In this talk we will argue that a
multi-threaded control architecture with a library of partial plans
that are a generalization of Nilsson's Teleo-Reactive
(TR) rule procedures allows for the smooth integration of three key levels
of robot control:
1: Speedy but goal directed response to changing sensor readings
2: Switching between level 1 control procedures when higher level inferred beliefs about the state of the environment change
3: Reacting to events and goals by selecting appropriate level 2 control plans
We start by introducing and demonstrating the use of TR rule procedures with
a simulation and visualisation of purely
reactive can collecting robot.
We will then show how a mutually recursive set of TR procedures, with rules that test beliefs inferred from sensor reading using concept defining rules, can be used to program a block stacking robot arm that can systematically build a tower of named blocks and ‘knows’ when the tower is completed. A simulation will be demonstrated.
A key feature of TR procedure control is that the robot can be helped or hindered in its task and the TR procedure will immediately respond by skipping actions, if helped, or by redoing actions if hindered. This operational semantics leads naturally to a multi-threaded implementation, with one thread for each active procedure.

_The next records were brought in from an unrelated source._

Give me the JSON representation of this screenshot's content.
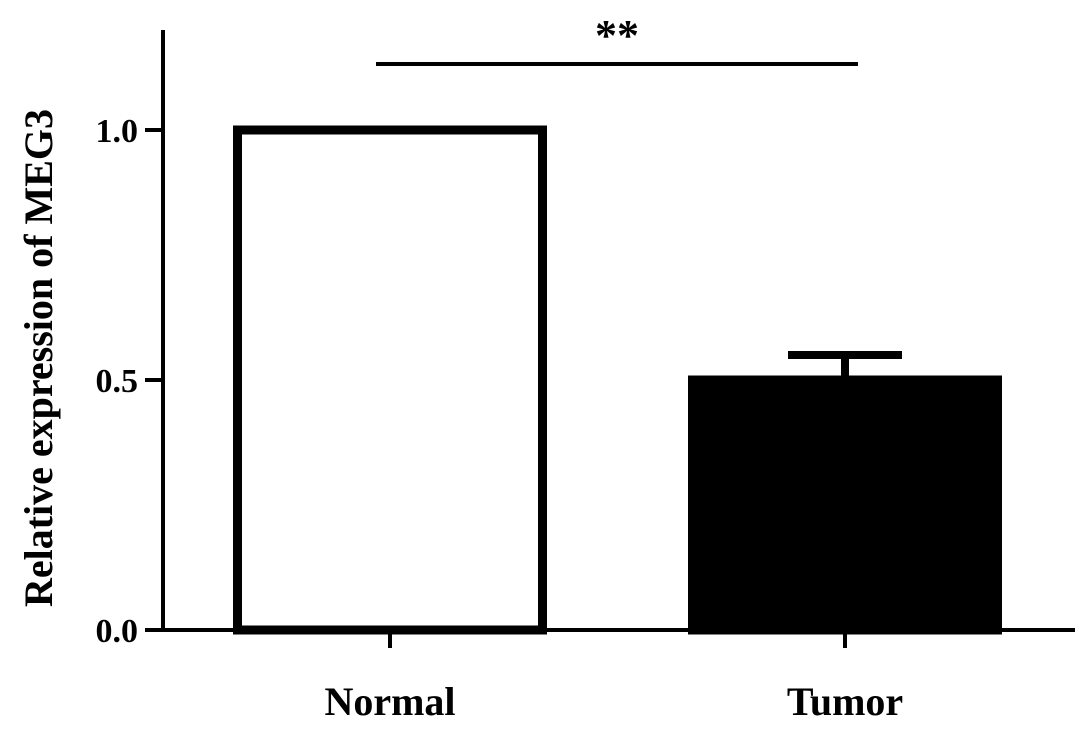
{
  "chart_data": {
    "type": "bar",
    "categories": [
      "Normal",
      "Tumor"
    ],
    "values": [
      1.0,
      0.5
    ],
    "error_upper": [
      0,
      0.05
    ],
    "bar_fill": [
      "#ffffff",
      "#000000"
    ],
    "bar_stroke": "#000000",
    "ylabel": "Relative expression of MEG3",
    "xlabel": "",
    "ylim": [
      0,
      1.2
    ],
    "yticks": [
      0.0,
      0.5,
      1.0
    ],
    "ytick_labels": [
      "0.0",
      "0.5",
      "1.0"
    ],
    "significance": {
      "label": "**",
      "between": [
        "Normal",
        "Tumor"
      ]
    },
    "grid": false,
    "legend": "none"
  }
}
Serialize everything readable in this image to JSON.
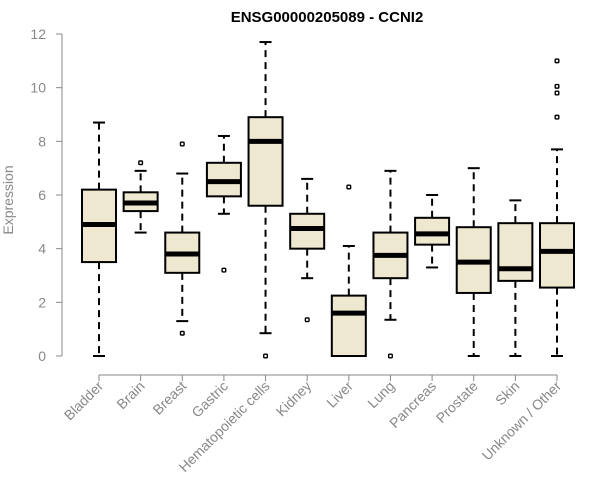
{
  "colors": {
    "box_fill": "#EFE8D0",
    "box_stroke": "#000000",
    "axis": "#888888",
    "title": "#000000"
  },
  "chart_data": {
    "type": "boxplot",
    "title": "ENSG00000205089 - CCNI2",
    "xlabel": "",
    "ylabel": "Expression",
    "ylim": [
      0,
      12
    ],
    "yticks": [
      0,
      2,
      4,
      6,
      8,
      10,
      12
    ],
    "grid": false,
    "categories": [
      "Bladder",
      "Brain",
      "Breast",
      "Gastric",
      "Hematopoietic cells",
      "Kidney",
      "Liver",
      "Lung",
      "Pancreas",
      "Prostate",
      "Skin",
      "Unknown / Other"
    ],
    "boxes": [
      {
        "label": "Bladder",
        "whisker_low": 0.0,
        "q1": 3.5,
        "median": 4.9,
        "q3": 6.2,
        "whisker_high": 8.7,
        "outliers": []
      },
      {
        "label": "Brain",
        "whisker_low": 4.6,
        "q1": 5.4,
        "median": 5.7,
        "q3": 6.1,
        "whisker_high": 6.9,
        "outliers": [
          7.2
        ]
      },
      {
        "label": "Breast",
        "whisker_low": 1.3,
        "q1": 3.1,
        "median": 3.8,
        "q3": 4.6,
        "whisker_high": 6.8,
        "outliers": [
          0.85,
          7.9
        ]
      },
      {
        "label": "Gastric",
        "whisker_low": 5.3,
        "q1": 5.95,
        "median": 6.5,
        "q3": 7.2,
        "whisker_high": 8.2,
        "outliers": [
          3.2
        ]
      },
      {
        "label": "Hematopoietic cells",
        "whisker_low": 0.85,
        "q1": 5.6,
        "median": 8.0,
        "q3": 8.9,
        "whisker_high": 11.7,
        "outliers": [
          0.0
        ]
      },
      {
        "label": "Kidney",
        "whisker_low": 2.9,
        "q1": 4.0,
        "median": 4.75,
        "q3": 5.3,
        "whisker_high": 6.6,
        "outliers": [
          1.35
        ]
      },
      {
        "label": "Liver",
        "whisker_low": 0.0,
        "q1": 0.0,
        "median": 1.6,
        "q3": 2.25,
        "whisker_high": 4.1,
        "outliers": [
          6.3
        ]
      },
      {
        "label": "Lung",
        "whisker_low": 1.35,
        "q1": 2.9,
        "median": 3.75,
        "q3": 4.6,
        "whisker_high": 6.9,
        "outliers": [
          0.0
        ]
      },
      {
        "label": "Pancreas",
        "whisker_low": 3.3,
        "q1": 4.15,
        "median": 4.55,
        "q3": 5.15,
        "whisker_high": 6.0,
        "outliers": []
      },
      {
        "label": "Prostate",
        "whisker_low": 0.0,
        "q1": 2.35,
        "median": 3.5,
        "q3": 4.8,
        "whisker_high": 7.0,
        "outliers": []
      },
      {
        "label": "Skin",
        "whisker_low": 0.0,
        "q1": 2.8,
        "median": 3.25,
        "q3": 4.95,
        "whisker_high": 5.8,
        "outliers": []
      },
      {
        "label": "Unknown / Other",
        "whisker_low": 0.0,
        "q1": 2.55,
        "median": 3.9,
        "q3": 4.95,
        "whisker_high": 7.7,
        "outliers": [
          8.9,
          9.8,
          10.05,
          11.0
        ]
      }
    ]
  }
}
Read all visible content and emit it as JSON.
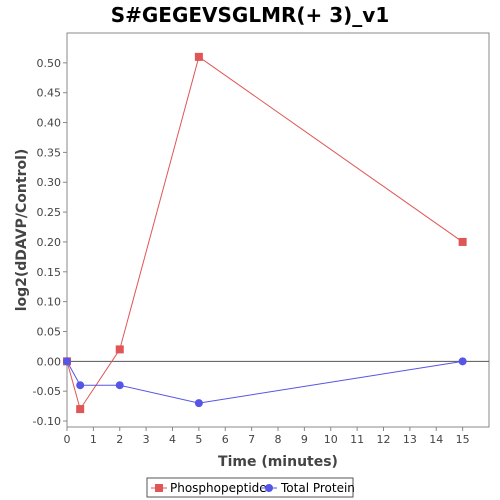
{
  "chart_data": {
    "type": "line",
    "title": "S#GEGEVSGLMR(+ 3)_v1",
    "xlabel": "Time (minutes)",
    "ylabel": "log2(dDAVP/Control)",
    "xlim": [
      0,
      16
    ],
    "ylim": [
      -0.11,
      0.55
    ],
    "x_ticks": [
      0,
      1,
      2,
      3,
      4,
      5,
      6,
      7,
      8,
      9,
      10,
      11,
      12,
      13,
      14,
      15
    ],
    "y_ticks": [
      -0.1,
      -0.05,
      0.0,
      0.05,
      0.1,
      0.15,
      0.2,
      0.25,
      0.3,
      0.35,
      0.4,
      0.45,
      0.5
    ],
    "y_tick_labels": [
      "-0.10",
      "-0.05",
      "0.00",
      "0.05",
      "0.10",
      "0.15",
      "0.20",
      "0.25",
      "0.30",
      "0.35",
      "0.40",
      "0.45",
      "0.50"
    ],
    "zero_line": true,
    "grid": false,
    "legend_position": "bottom",
    "series": [
      {
        "name": "Phosphopeptide",
        "color": "#e05555",
        "marker": "square",
        "x": [
          0,
          0.5,
          2,
          5,
          15
        ],
        "y": [
          0.0,
          -0.08,
          0.02,
          0.51,
          0.2
        ]
      },
      {
        "name": "Total Protein",
        "color": "#5555e8",
        "marker": "circle",
        "x": [
          0,
          0.5,
          2,
          5,
          15
        ],
        "y": [
          0.0,
          -0.04,
          -0.04,
          -0.07,
          0.0
        ]
      }
    ]
  }
}
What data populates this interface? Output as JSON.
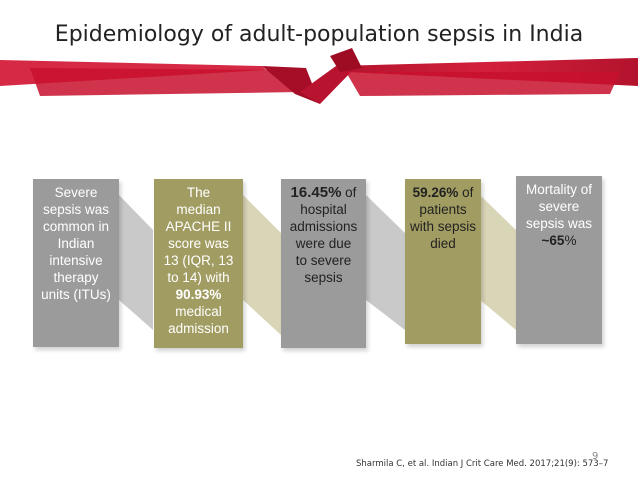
{
  "title": "Epidemiology of adult-population sepsis in India",
  "boxes": [
    {
      "text": "Severe\nsepsis was\ncommon in\nIndian\nintensive\ntherapy\nunits (ITUs)"
    },
    {
      "pre": "The\nmedian\nAPACHE II\nscore was\n13 (IQR, 13\nto 14) with",
      "highlight": "90.93%",
      "post": "medical\nadmission"
    },
    {
      "highlight": "16.45%",
      "after_highlight": " of",
      "post": "hospital\nadmissions\nwere due\nto severe\nsepsis"
    },
    {
      "highlight": "59.26%",
      "after_highlight": " of",
      "post": "patients\nwith sepsis\ndied"
    },
    {
      "pre": "Mortality of\nsevere\nsepsis was",
      "highlight": "~65",
      "after_highlight": "%"
    }
  ],
  "page_number": "9",
  "citation": "Sharmila C, et al. Indian J Crit Care Med. 2017;21(9): 573–7",
  "colors": {
    "ribbon": "#c8102e",
    "grey_box": "#9b9b9b",
    "olive_box": "#a19d62"
  }
}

A multi-tasking robot can respond to events: new goal events or just
significant belief updates triggered by sensor readings. It then selects an
appropriate plan of action for each event using
event/plan selection rules.
We conclude by describing our top level control architecture which borrows from classic BDI architectures, particularly AgentSpeak(L). It has a separate event handling thread that selects and invokes appropriate plans for events, sometimes suspending currently executing but incompatible plans for lower priority events. The plans are a generalization of TR procedures.